Time marched forward. You had your medical issues. Josh had his. Sometimes your mom and I would go to lunch just to catch up. Josh had lots of medical procedures, which seemed to consume us. We ran into you at clinic once just after your Disneyland trip. You were dressed up as a Disney princess and you were so cute! I forget just which princess it was, but you were thrilled to show everyone how beautiful you were. All the nurses, staff and doctors “ooed and awed” over you. It was fun. We partied with you at two different CCA (Children’s Cancer Association) events. One of those years you were a Hero Kid with your shining face displayed on the Wall of Courage. That first year you and Josh held live white doves in your hands and released them up into the great blue sky. It was a powerful and moving moment. The picture above captures part of that moment. The second year it was an Aladdin theme and you ran right up front with the belly dancers wiggling your hips, twirling and dancing just like a princess. Josh and your dad and I watched you for a long time. You made us smile. You were so free.
Then one day I found out the Neuroblastoma had again invaded your little body. I called your mom and we cried together. Then she asked me, no she begged me not to tell Josh about the cancer coming back. She told me to just love him and enjoy him and let him live a life full of love and laughter not a life full of worry about cancer and children dying. So I did...well I tried. I found out I’m not very good at keeping secrets, especially this kind of secret. One evening Josh began to cry wanting to know what I wasn’t telling him. We had a long discussion about you, about death, about heaven. It was only one of many discussions about life and death that we’ve had since then. Josh asked me to NEVER keep secrets from him again. He told me he wants to know because it’s better to know the truth than to worry about what might be. “And the truth will set you free.” So I don’t keep secrets from Josh anymore.

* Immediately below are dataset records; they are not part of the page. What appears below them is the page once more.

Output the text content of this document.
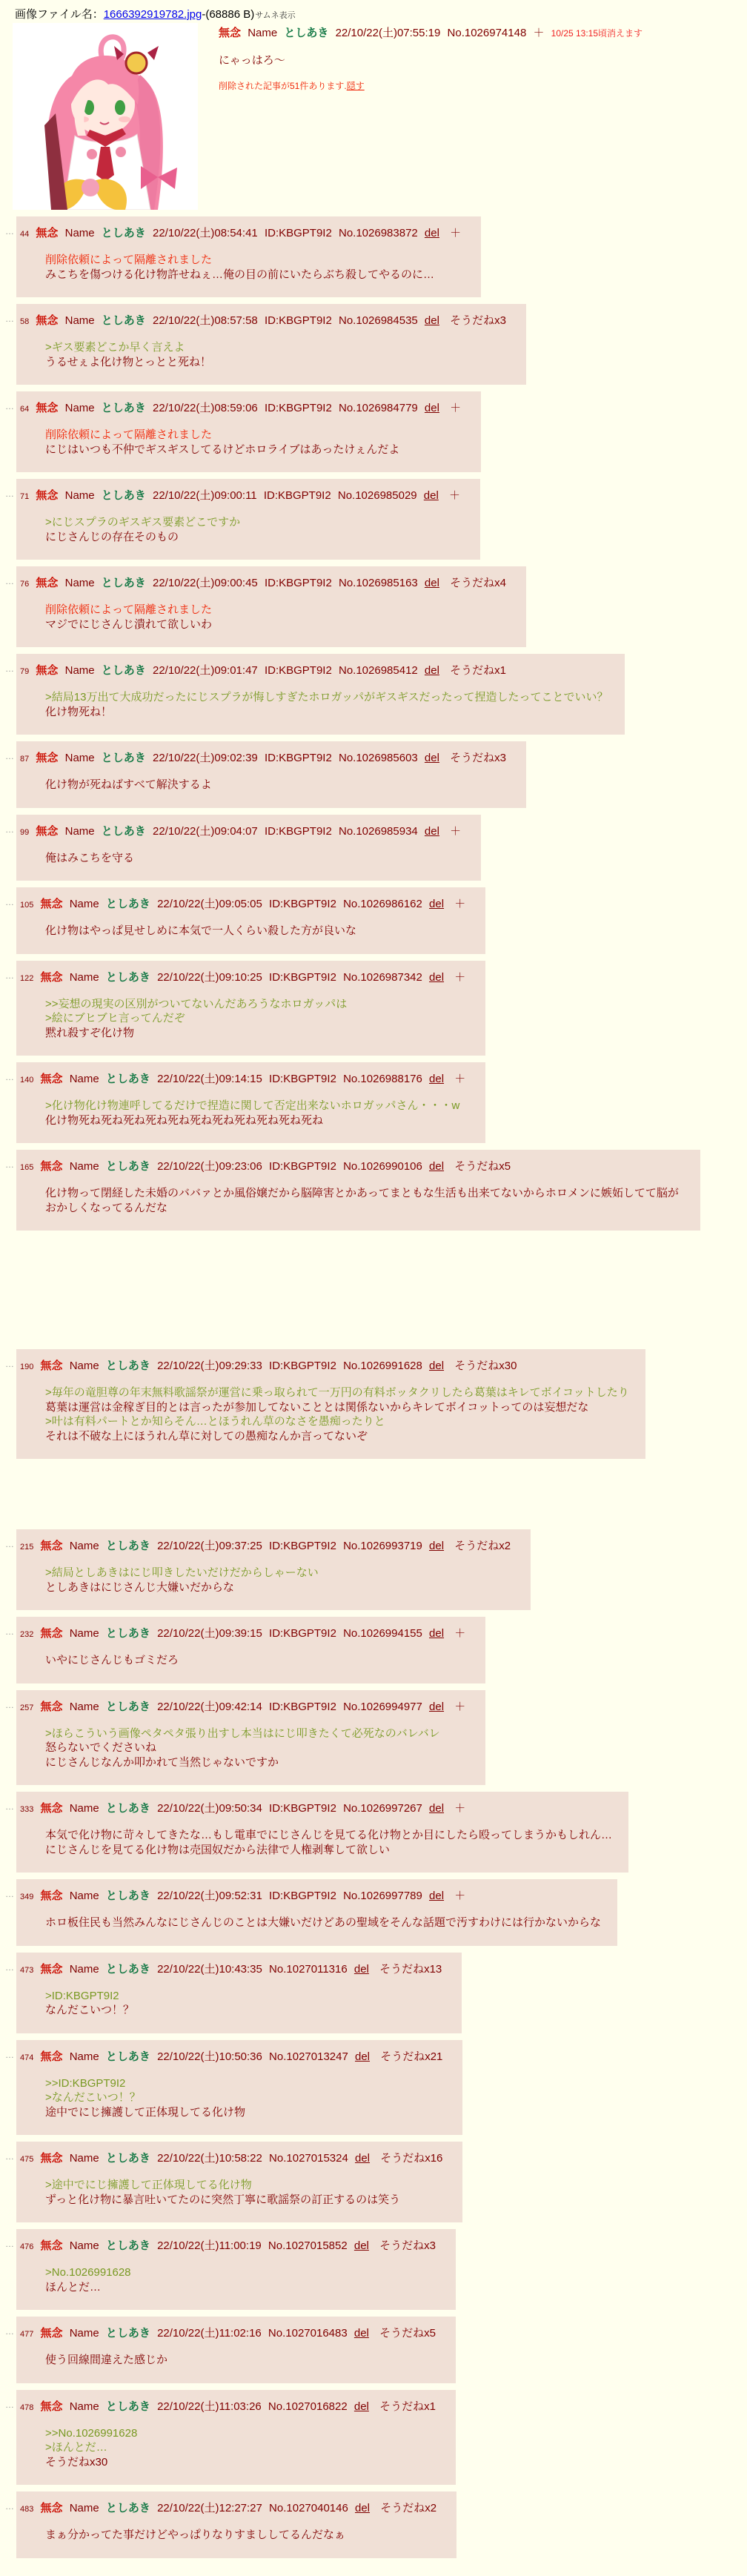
画像ファイル名：1666392919782.jpg-(68886 B)サムネ表示
無念 Name としあき 22/10/22(土)07:55:19 No.1026974148 ＋ 10/25 13:15頃消えます
にゃっはろ～
削除された記事が51件あります.隠す
… 44 無念 Name としあき 22/10/22(土)08:54:41 ID:KBGPT9I2 No.1026983872 del ＋
削除依頼によって隔離されました
みこちを傷つける化け物許せねぇ…俺の目の前にいたらぶち殺してやるのに…
… 58 無念 Name としあき 22/10/22(土)08:57:58 ID:KBGPT9I2 No.1026984535 del そうだねx3
>ギス要素どこか早く言えよ
うるせぇよ化け物とっとと死ね！
… 64 無念 Name としあき 22/10/22(土)08:59:06 ID:KBGPT9I2 No.1026984779 del ＋
削除依頼によって隔離されました
にじはいつも不仲でギスギスしてるけどホロライブはあったけぇんだよ
… 71 無念 Name としあき 22/10/22(土)09:00:11 ID:KBGPT9I2 No.1026985029 del ＋
>にじスプラのギスギス要素どこですか
にじさんじの存在そのもの
… 76 無念 Name としあき 22/10/22(土)09:00:45 ID:KBGPT9I2 No.1026985163 del そうだねx4
削除依頼によって隔離されました
マジでにじさんじ潰れて欲しいわ
… 79 無念 Name としあき 22/10/22(土)09:01:47 ID:KBGPT9I2 No.1026985412 del そうだねx1
>結局13万出て大成功だったにじスプラが悔しすぎたホロガッパがギスギスだったって捏造したってことでいい？
化け物死ね！
… 87 無念 Name としあき 22/10/22(土)09:02:39 ID:KBGPT9I2 No.1026985603 del そうだねx3
化け物が死ねばすべて解決するよ
… 99 無念 Name としあき 22/10/22(土)09:04:07 ID:KBGPT9I2 No.1026985934 del ＋
俺はみこちを守る
… 105 無念 Name としあき 22/10/22(土)09:05:05 ID:KBGPT9I2 No.1026986162 del ＋
化け物はやっぱ見せしめに本気で一人くらい殺した方が良いな
… 122 無念 Name としあき 22/10/22(土)09:10:25 ID:KBGPT9I2 No.1026987342 del ＋
>>妄想の現実の区別がついてないんだあろうなホロガッパは
>絵にブヒブヒ言ってんだぞ
黙れ殺すぞ化け物
… 140 無念 Name としあき 22/10/22(土)09:14:15 ID:KBGPT9I2 No.1026988176 del ＋
>化け物化け物連呼してるだけで捏造に関して否定出来ないホロガッパさん・・・w
化け物死ね死ね死ね死ね死ね死ね死ね死ね死ね死ね死ね
… 165 無念 Name としあき 22/10/22(土)09:23:06 ID:KBGPT9I2 No.1026990106 del そうだねx5
化け物って閉経した未婚のババァとか風俗嬢だから脳障害とかあってまともな生活も出来てないからホロメンに嫉妬してて脳がおかしくなってるんだな
… 190 無念 Name としあき 22/10/22(土)09:29:33 ID:KBGPT9I2 No.1026991628 del そうだねx30
>毎年の竜胆尊の年末無料歌謡祭が運営に乗っ取られて一万円の有料ボッタクリしたら葛葉はキレてボイコットしたり
葛葉は運営は金稼ぎ目的とは言ったが参加してないこととは関係ないからキレてボイコットってのは妄想だな
>叶は有料パートとか知らそん…とほうれん草のなさを愚痴ったりと
それは不破な上にほうれん草に対しての愚痴なんか言ってないぞ
… 215 無念 Name としあき 22/10/22(土)09:37:25 ID:KBGPT9I2 No.1026993719 del そうだねx2
>結局としあきはにじ叩きしたいだけだからしゃーない
としあきはにじさんじ大嫌いだからな
… 232 無念 Name としあき 22/10/22(土)09:39:15 ID:KBGPT9I2 No.1026994155 del ＋
いやにじさんじもゴミだろ
… 257 無念 Name としあき 22/10/22(土)09:42:14 ID:KBGPT9I2 No.1026994977 del ＋
>ほらこういう画像ペタペタ張り出すし本当はにじ叩きたくて必死なのバレバレ
怒らないでくださいね
にじさんじなんか叩かれて当然じゃないですか
… 333 無念 Name としあき 22/10/22(土)09:50:34 ID:KBGPT9I2 No.1026997267 del ＋
本気で化け物に苛々してきたな…もし電車でにじさんじを見てる化け物とか目にしたら殴ってしまうかもしれん…
にじさんじを見てる化け物は売国奴だから法律で人権剥奪して欲しい
… 349 無念 Name としあき 22/10/22(土)09:52:31 ID:KBGPT9I2 No.1026997789 del ＋
ホロ板住民も当然みんなにじさんじのことは大嫌いだけどあの聖域をそんな話題で汚すわけには行かないからな
… 473 無念 Name としあき 22/10/22(土)10:43:35 No.1027011316 del そうだねx13
>ID:KBGPT9I2
なんだこいつ！？
… 474 無念 Name としあき 22/10/22(土)10:50:36 No.1027013247 del そうだねx21
>>ID:KBGPT9I2
>なんだこいつ！？
途中でにじ擁護して正体現してる化け物
… 475 無念 Name としあき 22/10/22(土)10:58:22 No.1027015324 del そうだねx16
>途中でにじ擁護して正体現してる化け物
ずっと化け物に暴言吐いてたのに突然丁寧に歌謡祭の訂正するのは笑う
… 476 無念 Name としあき 22/10/22(土)11:00:19 No.1027015852 del そうだねx3
>No.1026991628
ほんとだ…
… 477 無念 Name としあき 22/10/22(土)11:02:16 No.1027016483 del そうだねx5
使う回線間違えた感じか
… 478 無念 Name としあき 22/10/22(土)11:03:26 No.1027016822 del そうだねx1
>>No.1026991628
>ほんとだ…
そうだねx30
… 483 無念 Name としあき 22/10/22(土)12:27:27 No.1027040146 del そうだねx2
まぁ分かってた事だけどやっぱりなりすまししてるんだなぁ
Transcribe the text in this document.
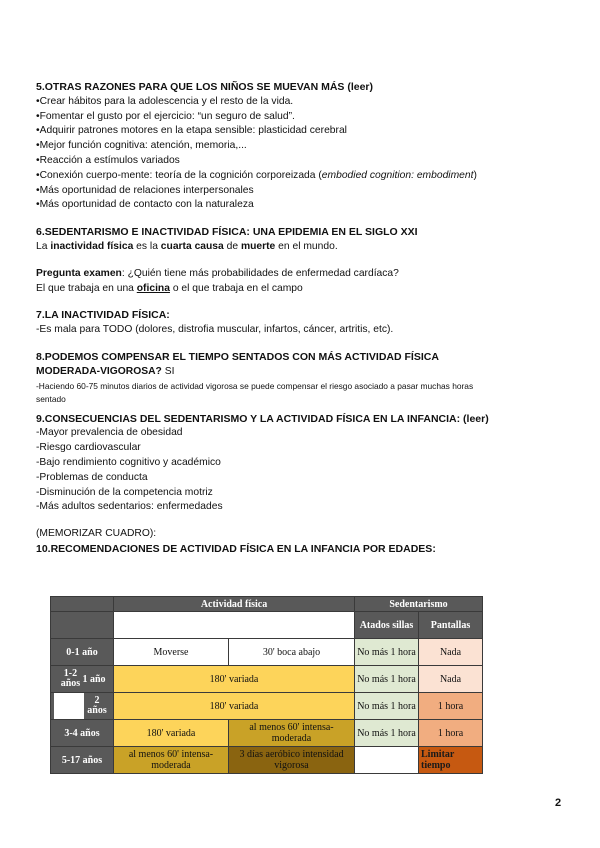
5.OTRAS RAZONES PARA QUE LOS NIÑOS SE MUEVAN MÁS (leer)
•Crear hábitos para la adolescencia y el resto de la vida.
•Fomentar el gusto por el ejercicio: “un seguro de salud”.
•Adquirir patrones motores en la etapa sensible: plasticidad cerebral
•Mejor función cognitiva: atención, memoria,...
•Reacción a estímulos variados
•Conexión cuerpo-mente: teoría de la cognición corporeizada (embodied cognition: embodiment)
•Más oportunidad de relaciones interpersonales
•Más oportunidad de contacto con la naturaleza
6.SEDENTARISMO E INACTIVIDAD FÍSICA: UNA EPIDEMIA EN EL SIGLO XXI
La inactividad física es la cuarta causa de muerte en el mundo.
Pregunta examen: ¿Quién tiene más probabilidades de enfermedad cardíaca?
El que trabaja en una oficina o el que trabaja en el campo
7.LA INACTIVIDAD FÍSICA:
-Es mala para TODO (dolores, distrofia muscular, infartos, cáncer, artritis, etc).
8.PODEMOS COMPENSAR EL TIEMPO SENTADOS CON MÁS ACTIVIDAD FÍSICA
MODERADA-VIGOROSA? SI
-Haciendo 60-75 minutos diarios de actividad vigorosa se puede compensar el riesgo asociado a pasar muchas horas
sentado
9.CONSECUENCIAS DEL SEDENTARISMO Y LA ACTIVIDAD FÍSICA EN LA INFANCIA: (leer)
-Mayor prevalencia de obesidad
-Riesgo cardiovascular
-Bajo rendimiento cognitivo y académico
-Problemas de conducta
-Disminución de la competencia motriz
-Más adultos sedentarios: enfermedades
(MEMORIZAR CUADRO):
10.RECOMENDACIONES DE ACTIVIDAD FÍSICA EN LA INFANCIA POR EDADES:
	Actividad física		Sedentarismo	
			Atados sillas	Pantallas
0-1 año	Moverse	30' boca abajo	No más 1 hora	Nada
1-2 años 1 año	180' variada		No más 1 hora	Nada
2 años	180' variada		No más 1 hora	1 hora
3-4 años	180' variada	al menos 60' intensa-moderada	No más 1 hora	1 hora
5-17 años	al menos 60' intensa-moderada	3 días aeróbico intensidad vigorosa		Limitar tiempo
2
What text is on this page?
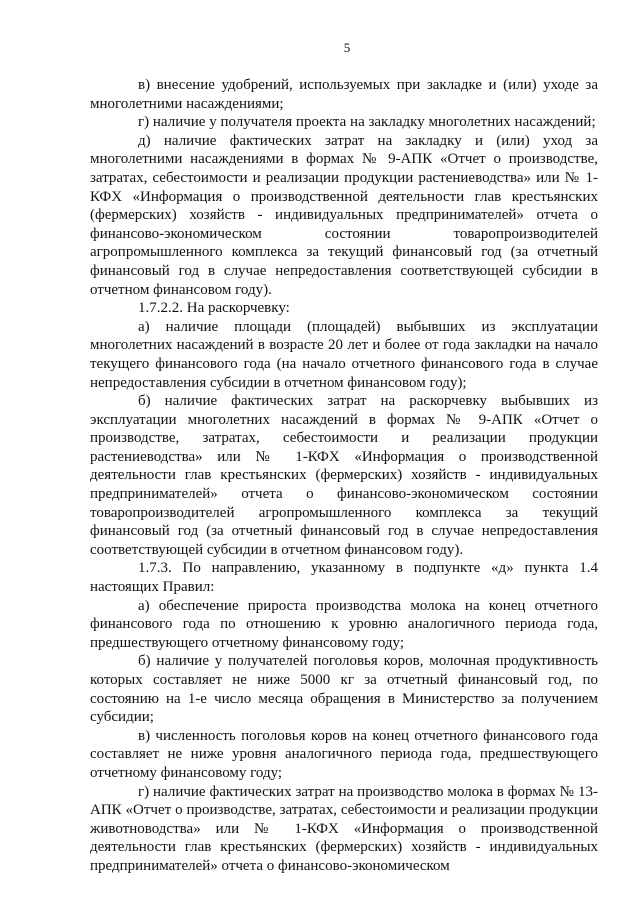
5

в) внесение удобрений, используемых при закладке и (или) уходе за многолетними насаждениями;

г) наличие у получателя проекта на закладку многолетних насаждений;

д) наличие фактических затрат на закладку и (или) уход за многолетними насаждениями в формах № 9-АПК «Отчет о производстве, затратах, себестоимости и реализации продукции растениеводства» или № 1-КФХ «Информация о производственной деятельности глав крестьянских (фермерских) хозяйств - индивидуальных предпринимателей» отчета о финансово-экономическом состоянии товаропроизводителей агропромышленного комплекса за текущий финансовый год (за отчетный финансовый год в случае непредоставления соответствующей субсидии в отчетном финансовом году).

1.7.2.2. На раскорчевку:

а) наличие площади (площадей) выбывших из эксплуатации многолетних насаждений в возрасте 20 лет и более от года закладки на начало текущего финансового года (на начало отчетного финансового года в случае непредоставления субсидии в отчетном финансовом году);

б) наличие фактических затрат на раскорчевку выбывших из эксплуатации многолетних насаждений в формах № 9-АПК «Отчет о производстве, затратах, себестоимости и реализации продукции растениеводства» или № 1-КФХ «Информация о производственной деятельности глав крестьянских (фермерских) хозяйств - индивидуальных предпринимателей» отчета о финансово-экономическом состоянии товаропроизводителей агропромышленного комплекса за текущий финансовый год (за отчетный финансовый год в случае непредоставления соответствующей субсидии в отчетном финансовом году).

1.7.3. По направлению, указанному в подпункте «д» пункта 1.4 настоящих Правил:

а) обеспечение прироста производства молока на конец отчетного финансового года по отношению к уровню аналогичного периода года, предшествующего отчетному финансовому году;

б) наличие у получателей поголовья коров, молочная продуктивность которых составляет не ниже 5000 кг за отчетный финансовый год, по состоянию на 1-е число месяца обращения в Министерство за получением субсидии;

в) численность поголовья коров на конец отчетного финансового года составляет не ниже уровня аналогичного периода года, предшествующего отчетному финансовому году;

г) наличие фактических затрат на производство молока в формах № 13-АПК «Отчет о производстве, затратах, себестоимости и реализации продукции животноводства» или № 1-КФХ «Информация о производственной деятельности глав крестьянских (фермерских) хозяйств - индивидуальных предпринимателей» отчета о финансово-экономическом
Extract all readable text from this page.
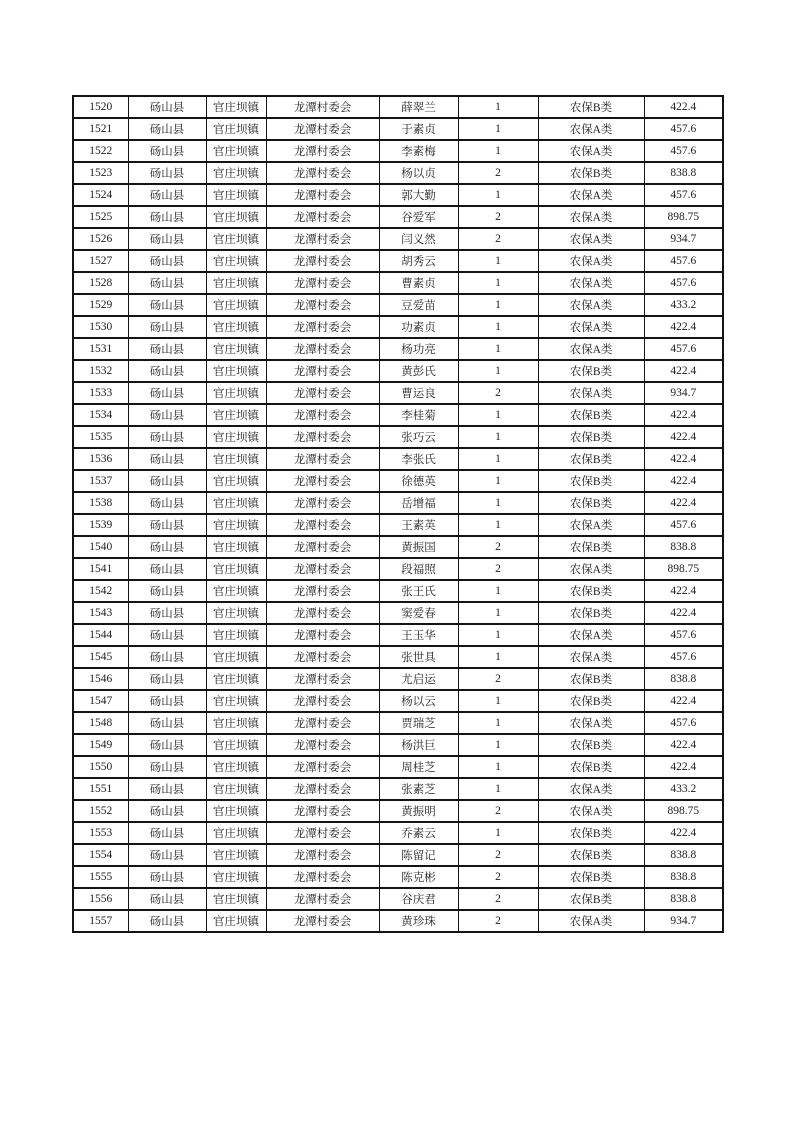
1520	砀山县	官庄坝镇	龙潭村委会	薛翠兰	1	农保B类	422.4
1521	砀山县	官庄坝镇	龙潭村委会	于素贞	1	农保A类	457.6
1522	砀山县	官庄坝镇	龙潭村委会	李素梅	1	农保A类	457.6
1523	砀山县	官庄坝镇	龙潭村委会	杨以贞	2	农保B类	838.8
1524	砀山县	官庄坝镇	龙潭村委会	郭大勤	1	农保A类	457.6
1525	砀山县	官庄坝镇	龙潭村委会	谷爱军	2	农保A类	898.75
1526	砀山县	官庄坝镇	龙潭村委会	闫义然	2	农保A类	934.7
1527	砀山县	官庄坝镇	龙潭村委会	胡秀云	1	农保A类	457.6
1528	砀山县	官庄坝镇	龙潭村委会	曹素贞	1	农保A类	457.6
1529	砀山县	官庄坝镇	龙潭村委会	豆爱苗	1	农保A类	433.2
1530	砀山县	官庄坝镇	龙潭村委会	功素贞	1	农保A类	422.4
1531	砀山县	官庄坝镇	龙潭村委会	杨功亮	1	农保A类	457.6
1532	砀山县	官庄坝镇	龙潭村委会	黄彭氏	1	农保B类	422.4
1533	砀山县	官庄坝镇	龙潭村委会	曹运良	2	农保A类	934.7
1534	砀山县	官庄坝镇	龙潭村委会	李桂菊	1	农保B类	422.4
1535	砀山县	官庄坝镇	龙潭村委会	张巧云	1	农保B类	422.4
1536	砀山县	官庄坝镇	龙潭村委会	李张氏	1	农保B类	422.4
1537	砀山县	官庄坝镇	龙潭村委会	徐德英	1	农保B类	422.4
1538	砀山县	官庄坝镇	龙潭村委会	岳增福	1	农保B类	422.4
1539	砀山县	官庄坝镇	龙潭村委会	王素英	1	农保A类	457.6
1540	砀山县	官庄坝镇	龙潭村委会	黄振国	2	农保B类	838.8
1541	砀山县	官庄坝镇	龙潭村委会	段福照	2	农保A类	898.75
1542	砀山县	官庄坝镇	龙潭村委会	张王氏	1	农保B类	422.4
1543	砀山县	官庄坝镇	龙潭村委会	窦爱春	1	农保B类	422.4
1544	砀山县	官庄坝镇	龙潭村委会	王玉华	1	农保A类	457.6
1545	砀山县	官庄坝镇	龙潭村委会	张世具	1	农保A类	457.6
1546	砀山县	官庄坝镇	龙潭村委会	尤启运	2	农保B类	838.8
1547	砀山县	官庄坝镇	龙潭村委会	杨以云	1	农保B类	422.4
1548	砀山县	官庄坝镇	龙潭村委会	贾瑞芝	1	农保A类	457.6
1549	砀山县	官庄坝镇	龙潭村委会	杨洪巨	1	农保B类	422.4
1550	砀山县	官庄坝镇	龙潭村委会	周桂芝	1	农保B类	422.4
1551	砀山县	官庄坝镇	龙潭村委会	张素芝	1	农保A类	433.2
1552	砀山县	官庄坝镇	龙潭村委会	黄振明	2	农保A类	898.75
1553	砀山县	官庄坝镇	龙潭村委会	乔素云	1	农保B类	422.4
1554	砀山县	官庄坝镇	龙潭村委会	陈留记	2	农保B类	838.8
1555	砀山县	官庄坝镇	龙潭村委会	陈克彬	2	农保B类	838.8
1556	砀山县	官庄坝镇	龙潭村委会	谷庆君	2	农保B类	838.8
1557	砀山县	官庄坝镇	龙潭村委会	黄珍珠	2	农保A类	934.7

And as time went on your parents fought for you through research and doctor visits traveling all over the US, clinical trials, thousands of prayers and more research. They fought valiantly against insurance companies and financial problems and cancer. You courageously fought right alongside them. I kept Josh up to date on what was happening in your life. We prayed for you and your parents. We hoped above all hopes for a miraculous cure. Josh even had his classmates pray for you.
Then you had a fundraiser at Oaks Park Skating Rink with your friend, Chatten. It was good to see you. Good to roller skate and laugh. But you weren’t feeling well and we knew. We knew things weren’t good. Josh was sad when we left, because you were hurting. We knew you were dying. Eventually your parents made the decision to bring hospice into your home. And we waited while we read your updates. You had visitors come and read to you or take you on walks in your wheelchair. I asked Josh if he wanted to visit and he said no. It made him too sad. So we waited and we prayed and one evening you slipped away from this earth, quietly…peacefully. Our family all cried together and we hugged each other. We grieve for our loss of you. We grieve for the emptiness your parents now feel. We pray for your mom and dad, because there’s a hole in their lives, a Lesly sized hole. It’s a beautiful ache.